Local government bonds received a double whammy in 2020. An expected downgrade to junk by Moody’s saw the country’s sovereign instruments fall out of global investment-grade bond indices, which resulted in selling pressure leading into March.
Global risk-off sentiment following the announcement of hard lockdowns globally resulted in a further spike in bond yields.
The South African 10-year government bond yield stood at just over 9% at the start of 2020 but peaked at 12.38% on 24 March. The yield on this instrument, which acts as a proxy for the bond market, has since steadied to 8.85% as of 8 December. The JSE All Bond Index delivered 7% in 2020 – a decent return for patient investors, despite the challenges faced in this area of the market.
Lesson: A less popular asset class that can provide a steady income stream to investors
Government bonds are bought by investors as they provide a predictable income stream in the form of regular predetermined payments. In times of market uncertainty, fixed returns well above inflation can offer investors a solid platform to outperform the increase in the cost of living as well as spread their risk.
When held to maturity, investors receive their capital back and thus preserve capital over a fixed period. Like gold, bonds behave differently to equities providing investors with another useful tool in balancing their portfolios.
Government bonds are one of the less popular asset classes, due to their complex nature. However, investors can consider these types of fixed income securities in their portfolio when looking to reduce portfolio risk through different asset class composition.
US market performance
The Nasdaq Composite index fell by approximately 2 400 points in the four weeks from 12 February to 11 March but has since recovered to 12 349 as of December 2020. In February 2020 the Nasdaq Composite index stood at a little over 9 700 points, resulting in a 39% increase in the index.
The Dow Jones Industrial Average fell just over 10 000 points to 20 000 points during March but recovered slightly towards year end. Year to date, the Dow Jones Industrial Average is up 5.89%.
The S&P 500 fell just over 1 000 points to 2 600 points during March but has since recovered to just over 3 600 points. The S&P 500 index achieved growth of 14.1% during 2020.
Lesson: Do not put all your eggs in one geographic basket
The JSE makes up less than 1% of global market capitalisation. Successfully diversifying a portfolio means investing in different geographies outside of South Africa. The US market allows investors to obtain exposure in technology stocks, something the JSE can only offer through Naspers.
Investments in US technology companies found investors obtaining exposure to a new sector that was set to thrive under the lockdown regulations. The global lockdown resulted in increased demand for technology, thus we saw a major increase in the prices of the stocks exposed to the sector.

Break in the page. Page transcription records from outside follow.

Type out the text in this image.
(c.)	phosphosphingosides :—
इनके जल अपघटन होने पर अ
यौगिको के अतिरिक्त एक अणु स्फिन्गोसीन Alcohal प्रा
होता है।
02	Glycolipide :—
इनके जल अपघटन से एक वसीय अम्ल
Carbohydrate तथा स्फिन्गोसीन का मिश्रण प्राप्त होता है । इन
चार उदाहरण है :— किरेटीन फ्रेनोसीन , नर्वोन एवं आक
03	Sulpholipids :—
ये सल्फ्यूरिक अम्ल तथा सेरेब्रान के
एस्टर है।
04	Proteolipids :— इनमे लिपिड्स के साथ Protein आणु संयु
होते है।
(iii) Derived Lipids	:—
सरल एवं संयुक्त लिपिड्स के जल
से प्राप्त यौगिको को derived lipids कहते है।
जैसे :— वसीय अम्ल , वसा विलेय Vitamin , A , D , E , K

Diversifying your share portfolio not only relates to different sectors, but geographic locations as well. Should the JSE see a reduction in growth, your international performance might balance returns out. By limiting your investments to South Africa only, all your risk is concentrated in one location. Risk needs to be spread globally, giving your capital the best chance to outperform the increased cost of living and to achieve sustainable long-term returns.

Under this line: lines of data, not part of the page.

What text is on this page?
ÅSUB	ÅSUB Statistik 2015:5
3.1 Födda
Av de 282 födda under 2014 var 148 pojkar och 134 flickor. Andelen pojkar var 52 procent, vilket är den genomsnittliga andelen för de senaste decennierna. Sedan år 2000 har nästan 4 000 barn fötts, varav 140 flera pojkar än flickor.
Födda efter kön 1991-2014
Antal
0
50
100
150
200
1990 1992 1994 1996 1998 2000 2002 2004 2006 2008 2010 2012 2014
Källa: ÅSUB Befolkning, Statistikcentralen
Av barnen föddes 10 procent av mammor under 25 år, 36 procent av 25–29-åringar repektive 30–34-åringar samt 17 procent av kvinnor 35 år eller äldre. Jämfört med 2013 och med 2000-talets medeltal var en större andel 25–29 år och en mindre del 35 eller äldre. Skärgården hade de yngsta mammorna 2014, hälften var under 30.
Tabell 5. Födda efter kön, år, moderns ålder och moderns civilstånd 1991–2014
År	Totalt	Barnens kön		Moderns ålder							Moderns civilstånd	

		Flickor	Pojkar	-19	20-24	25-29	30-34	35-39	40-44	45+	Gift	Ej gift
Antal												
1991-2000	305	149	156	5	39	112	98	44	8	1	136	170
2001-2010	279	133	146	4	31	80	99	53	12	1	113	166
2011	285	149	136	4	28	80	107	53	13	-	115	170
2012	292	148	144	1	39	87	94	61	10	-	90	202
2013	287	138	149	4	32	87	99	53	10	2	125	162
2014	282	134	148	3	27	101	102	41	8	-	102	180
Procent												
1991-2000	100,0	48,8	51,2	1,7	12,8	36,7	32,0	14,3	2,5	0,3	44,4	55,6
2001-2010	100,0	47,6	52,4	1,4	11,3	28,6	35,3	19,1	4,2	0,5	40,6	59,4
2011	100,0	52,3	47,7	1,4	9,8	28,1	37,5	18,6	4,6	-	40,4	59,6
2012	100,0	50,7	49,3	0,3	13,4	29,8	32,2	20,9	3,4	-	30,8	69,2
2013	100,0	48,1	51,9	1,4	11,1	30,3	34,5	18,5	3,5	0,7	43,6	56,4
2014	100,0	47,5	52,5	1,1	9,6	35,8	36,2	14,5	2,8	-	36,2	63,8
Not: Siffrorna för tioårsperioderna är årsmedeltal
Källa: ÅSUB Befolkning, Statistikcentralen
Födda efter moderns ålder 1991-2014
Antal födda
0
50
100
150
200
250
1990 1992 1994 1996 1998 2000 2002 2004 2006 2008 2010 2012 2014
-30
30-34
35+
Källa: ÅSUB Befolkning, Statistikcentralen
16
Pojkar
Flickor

Although 2020 presented many obstacles along the way, it also gave us a new outlook on life. Boardrooms were replaced with Zoom and Microsoft Teams and parents juggled family and working from home. Many of us became more comfortable with using technology for everyday purposes like buying groceries, clothing and medication.
One aspect of investing that was magnified during the lockdown was the importance of diversification. Introducing different asset classes and geographies into a portfolio can certainly be put down as one of the major lessons from last year. Perhaps the most important lesson learnt was to “stay the course”.
Long-term investing goes hand in hand with being patient and recognising that big short-term movements are exactly as described – short term. The lessons learned in 2020 must be taken advantage of and used to make better investment decisions into the new year.